No mês de março voltamos a ver o “Sol…e as Suas Flores”

Quando alguém fala em “Clube do Livro”, lembro-me imediatamente daquelas subscrições que se faziam a revistas, na viragem do milénio. Essa memória vem geralmente acompanhada de uma atividade, muito comum hoje em dia, depois da estreia de mais um episódio da nossa série favorita: aquela conversa coletiva que inclui sempre dois ou três pontos de vista diferentes e que acaba num revirar de olhos, meio simpático, meio “não percebeste nada”. 

Atualmente, a leitura é uma atividade fragmentada, muitas vezes solitária, mas precisa mesmo de ser assim? Não. Aliás, para um bom bibliófilo, nada é mais interessante do que encontrar um bookclub onde, de uma forma muito geração Z, se possa fazer “scroll” pelos comentários e abrir toda uma nova fornada de perspetivas.

É isso que quero trazer aqui à nossa Magazine: o nosso próprio bookclub, onde, se não promover um debate, são dadas dicas e ideias daquilo que podem ler. Porque, mais do que qualquer outra coisa, ninguém merece sentir que quer ler alguma coisa e não saber o quê.

Então, deixem-me explicar-vos as regras deste nosso monopólio dos livros: a cada sexta-feira da primeira semana do mês, eu apresento-vos um livro e um escritor, e, na última quinta-feira de cada mês, fazemos o balanço.

E sendo o mês de março o mês da nossa estreia e, coincidentemente, também o mês da poesia, vamos mergulhar neste género que já caminha pela terra há mais tempo do que aquele que podemos contabilizar. 

Tenho de admitir que a poesia é um género difícil para mim – aquilo a que muitos chamam “leitura de elite” e eu percebo, porque há sempre uma altivez na poesia que nos deixa de pé atrás. No entanto, acho que é possível, nos dias de hoje, desconstruir isso e não estou a desvalorizar os clássicos, nem os nossos grandes poéticos, mas este mês vamos por outra estrada.
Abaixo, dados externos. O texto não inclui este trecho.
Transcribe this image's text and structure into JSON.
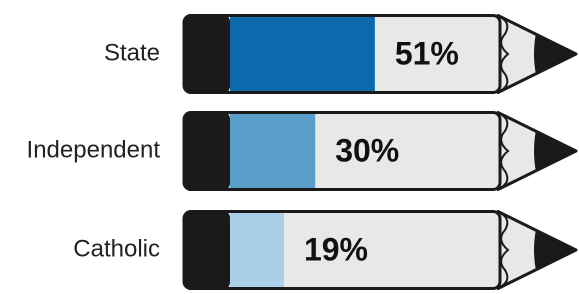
{
  "chart_data": {
    "type": "bar",
    "orientation": "horizontal",
    "categories": [
      "State",
      "Independent",
      "Catholic"
    ],
    "values": [
      51,
      30,
      19
    ],
    "value_labels": [
      "51%",
      "30%",
      "19%"
    ],
    "colors": [
      "#0b69ac",
      "#5a9fca",
      "#a9d0e6"
    ],
    "xlim": [
      0,
      100
    ]
  }
}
Este mês, o livro que trago é poesia para todos e vem embrulhada n’O Sol e As Suas Flores, de Rupi Kaur.

Talvez alguns de vocês conheçam Rupi Kaur de uma situação particular: uma fotografia de uma mulher deitada de costas numa cama, com as calças manchadas de sangue. Foi esse o ponto de partida de Kaur, essa foto de uma pessoa até então anónima, menstruada numa cama que juntou, em 24 horas, 3 milhões de likes – foi o momento de viragem da sua carreira. 
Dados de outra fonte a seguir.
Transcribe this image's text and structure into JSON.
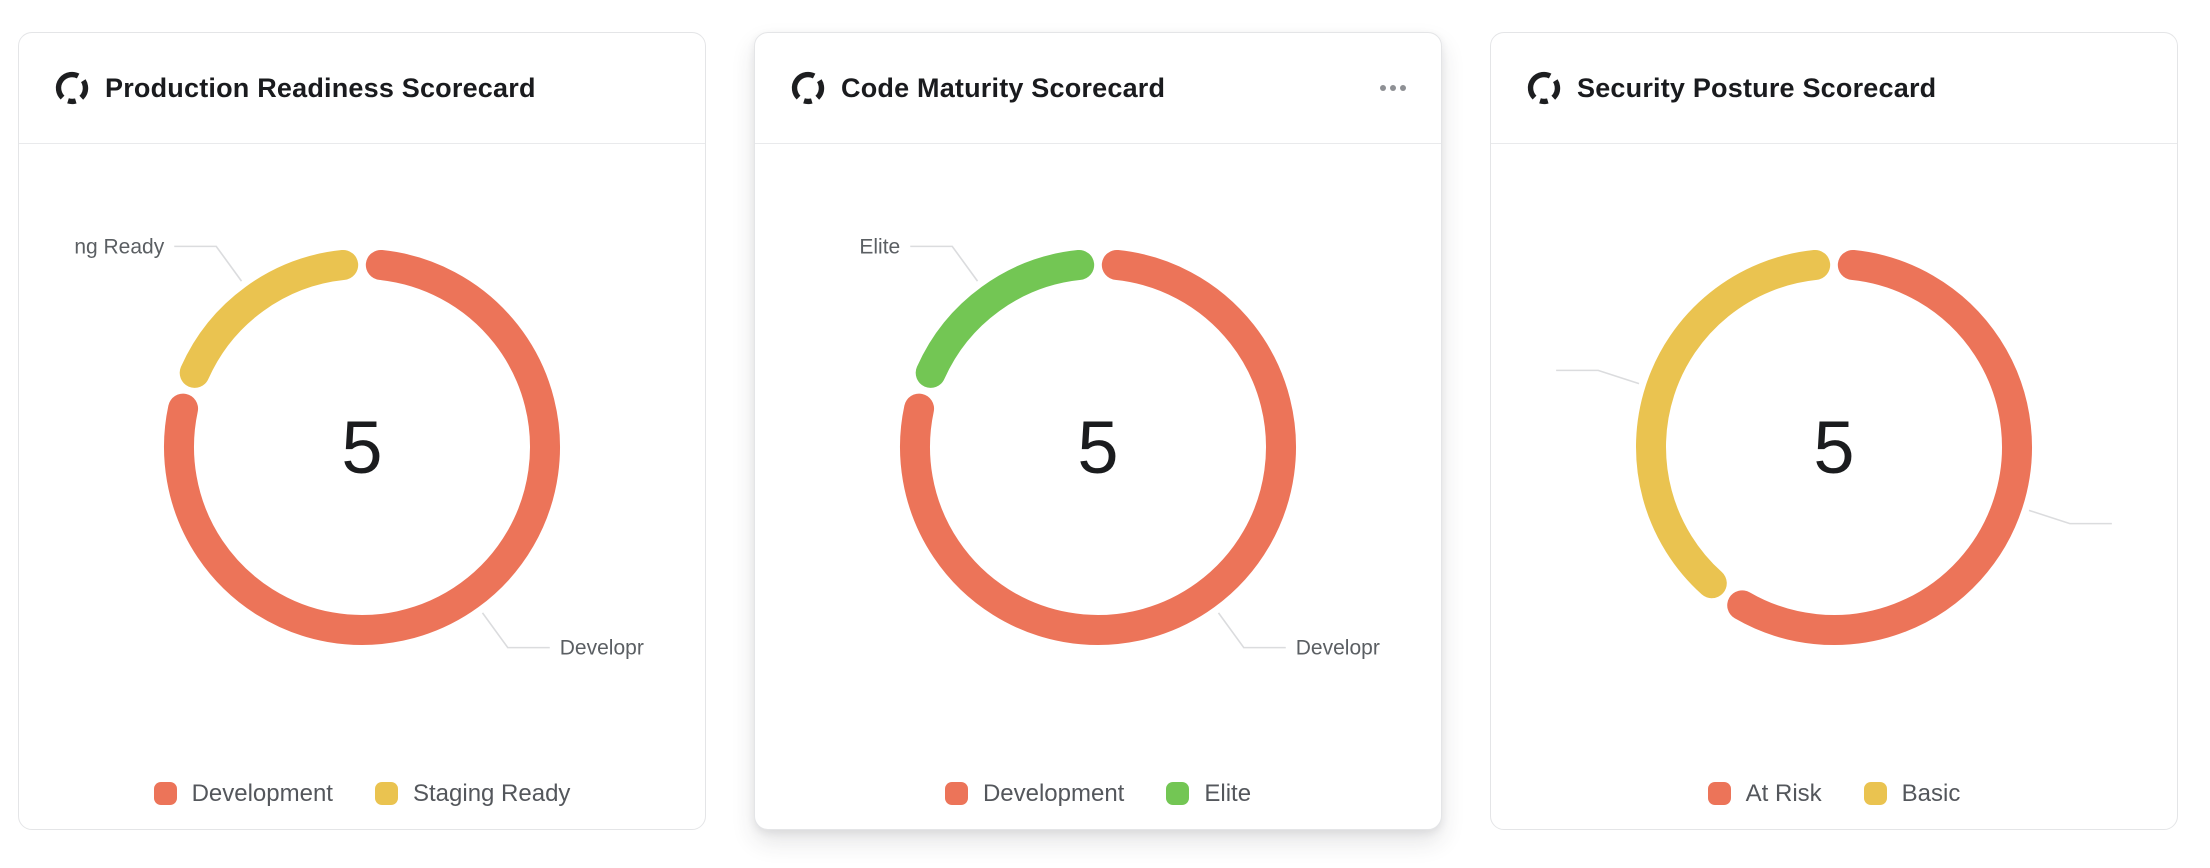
{
  "page": {
    "background": "#ffffff"
  },
  "colors": {
    "red": "#EC7459",
    "yellow": "#EAC350",
    "green": "#73C654",
    "leader_line": "#DBDCDE",
    "title_text": "#1A1B1E",
    "legend_text": "#54575C",
    "callout_text": "#5B5F63",
    "center_text": "#1B1C1E",
    "card_border": "#E4E5E7"
  },
  "chart_data": [
    {
      "type": "pie",
      "donut": true,
      "title": "Production Readiness Scorecard",
      "icon": "donut-chart-icon",
      "center_label": "5",
      "total": 5,
      "legend_position": "bottom",
      "series": [
        {
          "name": "Development",
          "value": 4,
          "color": "#EC7459",
          "callout_text": "Developr"
        },
        {
          "name": "Staging Ready",
          "value": 1,
          "color": "#EAC350",
          "callout_text": "ng Ready"
        }
      ]
    },
    {
      "type": "pie",
      "donut": true,
      "title": "Code Maturity Scorecard",
      "icon": "donut-chart-icon",
      "menu_icon": "more-horizontal",
      "center_label": "5",
      "total": 5,
      "legend_position": "bottom",
      "series": [
        {
          "name": "Development",
          "value": 4,
          "color": "#EC7459",
          "callout_text": "Developr"
        },
        {
          "name": "Elite",
          "value": 1,
          "color": "#73C654",
          "callout_text": "Elite"
        }
      ]
    },
    {
      "type": "pie",
      "donut": true,
      "title": "Security Posture Scorecard",
      "icon": "donut-chart-icon",
      "center_label": "5",
      "total": 5,
      "legend_position": "bottom",
      "series": [
        {
          "name": "At Risk",
          "value": 3,
          "color": "#EC7459",
          "callout_text": ""
        },
        {
          "name": "Basic",
          "value": 2,
          "color": "#EAC350",
          "callout_text": ""
        }
      ]
    }
  ]
}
Com 28 anos, nascida em Panjabe, na Índia, Rupi imigrou com os seus pais para o Canadá, quando era ainda uma criança. Os temas que retrata são uma boa montra daquilo que a sua escrita representa: uma desconstrução do que pode ser a poesia. 

Os tópicos que a motivam não são o pão de todos os dias, mas ajudaram muitos a entrar nesta forma de escrever e de ler tão bonita: relações, machismo, feminismo, abuso, maternidade, trauma e amor próprio… E Rupi tem também uma forma particular de se comunicar. A sua escrita mistura palavras, sempre em minúsculas, com desenhos que sugerem uma interpretação maior do que aquela que contém as palavras (uma das coisas bonitas da poesia é que há sempre significado para além daquilo que lemos).

Em “O Sol e As Suas Flores”, Rupi aborda o momento em que termina uma relação (é irónico, depois do fim do mês do amor, falarmos sobre terminar relações) e toda a jornada que envolve esse “colar de cacos” com que é deixada. 

Agora, resta-nos mergulhar nesta narrativa e dar uma oportunidade a um género tantas vezes colocado na prateleira mais alta da estante. Rupi Kaur desconstruiu a poesia – agora está nas nossas mãos. Literalmente.